Conversations that explore all implications of new technology – and safeguard humans - are important, if often a few decades too late. Today there are countless articles debating what this next technological frontier means for job security in the creative industry. This isn’t one of them. I am neither a policymaker nor an engineer. I am a brand strategist. My role is to find insight in information, building ideas that have the potential to inspire imagination and stir emotions. Try explaining that to a grandparent.
Inter-generational differences aside, the question put to me was simple: how can AI enable more emotionally driven brands?
I’ll cut to the chase and give you my immediate answer: It can’t.
Why? The power to trigger the innately human experience of emotion lies in the equally human ability to empathise, interpret and reframe. Great brands move people. They tap into what hearts desire and invite people to imagine versions of themselves and the world that aren’t yet real. It’s curiosity, empathy and ingenuity that make us feel ecstatic, proud, hopeful, purposeful, excited, and beautiful. Machines are learning to read and copy human emotions. The potential impact of this is incredible. But while they can mimic, machines cannot think. Let alone laterally. AI doesn’t have the ability to imagine and it can’t connect to the zeitgeist in ways that feel entirely of the moment because it doesn’t feel at all.
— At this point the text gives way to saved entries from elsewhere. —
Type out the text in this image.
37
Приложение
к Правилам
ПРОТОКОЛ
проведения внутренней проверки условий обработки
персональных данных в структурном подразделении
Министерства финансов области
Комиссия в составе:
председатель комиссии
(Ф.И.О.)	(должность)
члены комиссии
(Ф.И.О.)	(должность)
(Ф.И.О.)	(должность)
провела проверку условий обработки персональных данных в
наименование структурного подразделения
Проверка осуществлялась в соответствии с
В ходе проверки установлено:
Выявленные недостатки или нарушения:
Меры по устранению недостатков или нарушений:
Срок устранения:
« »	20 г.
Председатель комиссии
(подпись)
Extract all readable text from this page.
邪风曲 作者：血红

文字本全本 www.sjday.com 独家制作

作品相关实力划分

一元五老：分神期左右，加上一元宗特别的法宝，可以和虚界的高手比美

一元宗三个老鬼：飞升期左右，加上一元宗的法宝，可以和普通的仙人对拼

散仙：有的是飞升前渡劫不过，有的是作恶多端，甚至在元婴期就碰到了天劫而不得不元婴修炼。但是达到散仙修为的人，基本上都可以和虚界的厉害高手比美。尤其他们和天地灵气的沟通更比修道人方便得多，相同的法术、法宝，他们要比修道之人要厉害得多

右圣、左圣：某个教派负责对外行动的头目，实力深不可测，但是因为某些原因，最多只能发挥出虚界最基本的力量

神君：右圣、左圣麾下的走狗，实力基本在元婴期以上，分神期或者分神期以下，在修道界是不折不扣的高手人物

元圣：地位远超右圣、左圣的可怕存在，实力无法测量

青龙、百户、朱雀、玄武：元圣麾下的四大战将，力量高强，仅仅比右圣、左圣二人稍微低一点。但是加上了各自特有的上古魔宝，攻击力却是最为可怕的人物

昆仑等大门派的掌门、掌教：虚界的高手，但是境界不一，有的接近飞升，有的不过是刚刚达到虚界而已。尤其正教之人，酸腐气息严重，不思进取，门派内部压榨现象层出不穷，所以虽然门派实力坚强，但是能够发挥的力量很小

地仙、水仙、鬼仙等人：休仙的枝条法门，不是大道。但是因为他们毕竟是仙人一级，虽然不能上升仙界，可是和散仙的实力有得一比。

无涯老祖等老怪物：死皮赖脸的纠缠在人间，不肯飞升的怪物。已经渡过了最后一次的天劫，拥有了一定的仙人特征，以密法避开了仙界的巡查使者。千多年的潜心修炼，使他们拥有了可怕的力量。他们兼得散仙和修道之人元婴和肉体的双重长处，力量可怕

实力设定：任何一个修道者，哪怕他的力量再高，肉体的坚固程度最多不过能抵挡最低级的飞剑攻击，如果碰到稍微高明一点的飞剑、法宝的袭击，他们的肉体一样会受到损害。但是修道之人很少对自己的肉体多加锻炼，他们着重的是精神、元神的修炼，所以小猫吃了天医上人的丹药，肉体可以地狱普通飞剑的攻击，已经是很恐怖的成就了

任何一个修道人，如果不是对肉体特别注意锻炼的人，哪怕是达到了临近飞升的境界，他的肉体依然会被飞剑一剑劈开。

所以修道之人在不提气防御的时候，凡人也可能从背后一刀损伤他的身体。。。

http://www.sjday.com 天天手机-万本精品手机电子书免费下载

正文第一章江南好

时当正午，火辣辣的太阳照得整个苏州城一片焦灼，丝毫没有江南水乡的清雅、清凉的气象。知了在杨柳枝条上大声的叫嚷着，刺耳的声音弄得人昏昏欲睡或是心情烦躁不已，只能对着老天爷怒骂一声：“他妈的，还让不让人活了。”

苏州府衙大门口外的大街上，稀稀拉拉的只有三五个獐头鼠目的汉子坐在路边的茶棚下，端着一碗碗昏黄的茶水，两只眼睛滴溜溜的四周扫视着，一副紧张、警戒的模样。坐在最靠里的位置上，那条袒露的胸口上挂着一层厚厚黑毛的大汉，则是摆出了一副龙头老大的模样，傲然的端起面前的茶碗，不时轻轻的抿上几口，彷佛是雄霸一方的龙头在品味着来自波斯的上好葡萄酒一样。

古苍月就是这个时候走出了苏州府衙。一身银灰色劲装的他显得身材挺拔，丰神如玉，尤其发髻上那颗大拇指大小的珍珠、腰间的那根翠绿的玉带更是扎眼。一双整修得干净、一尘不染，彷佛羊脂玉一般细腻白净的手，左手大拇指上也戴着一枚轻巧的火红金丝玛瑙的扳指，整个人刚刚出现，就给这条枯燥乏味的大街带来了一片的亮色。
The more nuanced response to whether AI will lead to more emotionally driven brands lies in the question. Specifically, the word ‘enable’. AI is a tool.
Remember when designers used to draw, cut and paste by hand? When the world’s information hadn’t yet been organized and made universally accessible? Like the technology before it that has shaped the creative world, AI will change how we do our jobs. Just as we did with InDesign, we must harness this new tool, or risk getting left behind.
AI as freedom
Data analysis. Trademark checks. PowerPoint slides. AI has the potential to liberate us from time-intensive, repetitive tasks. A technology that can find, process and summarise information far faster than humans will become an essential research aid that saves trawling time. What will we do with all these extra hours? Focus on the reflection and experimentation that leads to true originality of thought. This leads to our next – and most important – point.
AI as a mirror
When we began to explore Generative AI, many of us experimented to find out what fictional brand strategies it might create and were disappointed by the results. Sometimes that’s because prompt engineering is a new skill for most. To get insightful answers, we need to learn to ask the likes of ChatGPT and DALL-E the right questions. But if the responses are scraped from data that already exists, we have a bigger problem: We don’t like what we see in the AI-looking glass. Reflected back at us is the homogeneity we’ve been putting out into the world in the name of creativity. Generative AI has brought us to the realisation that a lot of what we do plays into tropes and category cues, replicating patterns and perpetuating stereotypes. This is a gift.
Generative AI is a powerful tool that can challenge us to do better. It can serve up the initial input that acts as a catalyst for ideas. It can be a collaborator, assisting in the creative process and freeing our minds. While its future role is still being defined, this is as far as it takes us for now.
Creativity is a precious resource, and it belongs to us. The ability to inspire and rouse emotion in ways that truly resonate remains inherently human. Our responsibility is to eradicate uniformity, push the boundaries of our imagination and make the leap beyond good, to great.